Optimal Camera Placement to Visualize Surrounding View from Heavy Machinery

Abstract

Computer vision-based advanced driver assistance systems (ADAS) increase safety of operations involving heavy machinery. ADAS systems using multiple cameras can be used for surround-view visualization of complex vehicles with blind spots. Such systems are also useful for autonomous vehicles. Multiple camera systems used to capture surrounding view of heavy machinery require complex design due to the complexity in size and shape of the vehicles. In this paper, we present a novel method for determining the optimal camera pose i.e. placement and orientation in three-dimensional space, given the shape of the vehicle, in order to maximize surrounding area coverage. The first method determines camera poses using a fixed pre-determined number of cameras, while the second method determines both camera poses and the number of cameras.
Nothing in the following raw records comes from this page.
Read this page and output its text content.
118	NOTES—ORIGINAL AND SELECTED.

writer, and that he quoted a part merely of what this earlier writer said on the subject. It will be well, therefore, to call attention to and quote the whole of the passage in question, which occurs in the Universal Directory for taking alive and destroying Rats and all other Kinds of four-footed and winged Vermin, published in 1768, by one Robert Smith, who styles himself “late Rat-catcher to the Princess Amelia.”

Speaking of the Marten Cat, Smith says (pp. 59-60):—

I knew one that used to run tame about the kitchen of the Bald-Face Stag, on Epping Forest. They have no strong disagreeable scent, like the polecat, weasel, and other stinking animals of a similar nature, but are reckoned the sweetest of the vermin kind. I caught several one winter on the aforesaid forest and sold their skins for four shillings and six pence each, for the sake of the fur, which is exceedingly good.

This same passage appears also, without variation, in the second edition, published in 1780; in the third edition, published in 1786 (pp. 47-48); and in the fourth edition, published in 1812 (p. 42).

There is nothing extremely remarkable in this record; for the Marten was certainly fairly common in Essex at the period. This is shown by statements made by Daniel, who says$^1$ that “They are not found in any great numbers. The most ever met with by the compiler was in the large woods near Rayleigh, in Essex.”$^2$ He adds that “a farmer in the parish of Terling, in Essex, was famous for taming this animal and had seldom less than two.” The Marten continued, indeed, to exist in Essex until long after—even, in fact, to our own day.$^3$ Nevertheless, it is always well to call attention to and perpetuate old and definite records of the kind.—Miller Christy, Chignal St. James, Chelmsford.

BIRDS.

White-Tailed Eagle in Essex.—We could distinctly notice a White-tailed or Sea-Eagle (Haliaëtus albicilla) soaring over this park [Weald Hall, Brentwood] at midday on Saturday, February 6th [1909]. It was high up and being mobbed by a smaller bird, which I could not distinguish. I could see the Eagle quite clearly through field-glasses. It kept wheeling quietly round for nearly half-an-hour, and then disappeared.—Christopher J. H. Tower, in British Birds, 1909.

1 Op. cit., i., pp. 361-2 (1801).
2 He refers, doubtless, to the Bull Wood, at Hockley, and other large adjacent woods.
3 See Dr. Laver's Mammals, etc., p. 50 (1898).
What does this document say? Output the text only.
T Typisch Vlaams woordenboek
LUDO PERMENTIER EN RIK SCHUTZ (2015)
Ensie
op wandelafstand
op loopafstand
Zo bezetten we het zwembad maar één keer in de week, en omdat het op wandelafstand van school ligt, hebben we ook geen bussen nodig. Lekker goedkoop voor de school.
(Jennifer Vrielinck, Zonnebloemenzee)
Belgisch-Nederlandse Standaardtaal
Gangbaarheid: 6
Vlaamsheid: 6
The problem is modelled and solved using three different deterministic optimization algorithms: 1) single objective binary integer programming approach; 2) single objective greedy algorithm; and 3) bi-objective binary integer programming approach. The methods are validated using a set of realistic 3-D vehicle models. Experimental validation has been conducted to compare the proposed methods with respect to coverage quality and computation time metrics. The experimental results have demonstrated that the proposed methods provide accurate solutions to the camera pose and the number of camera optimization.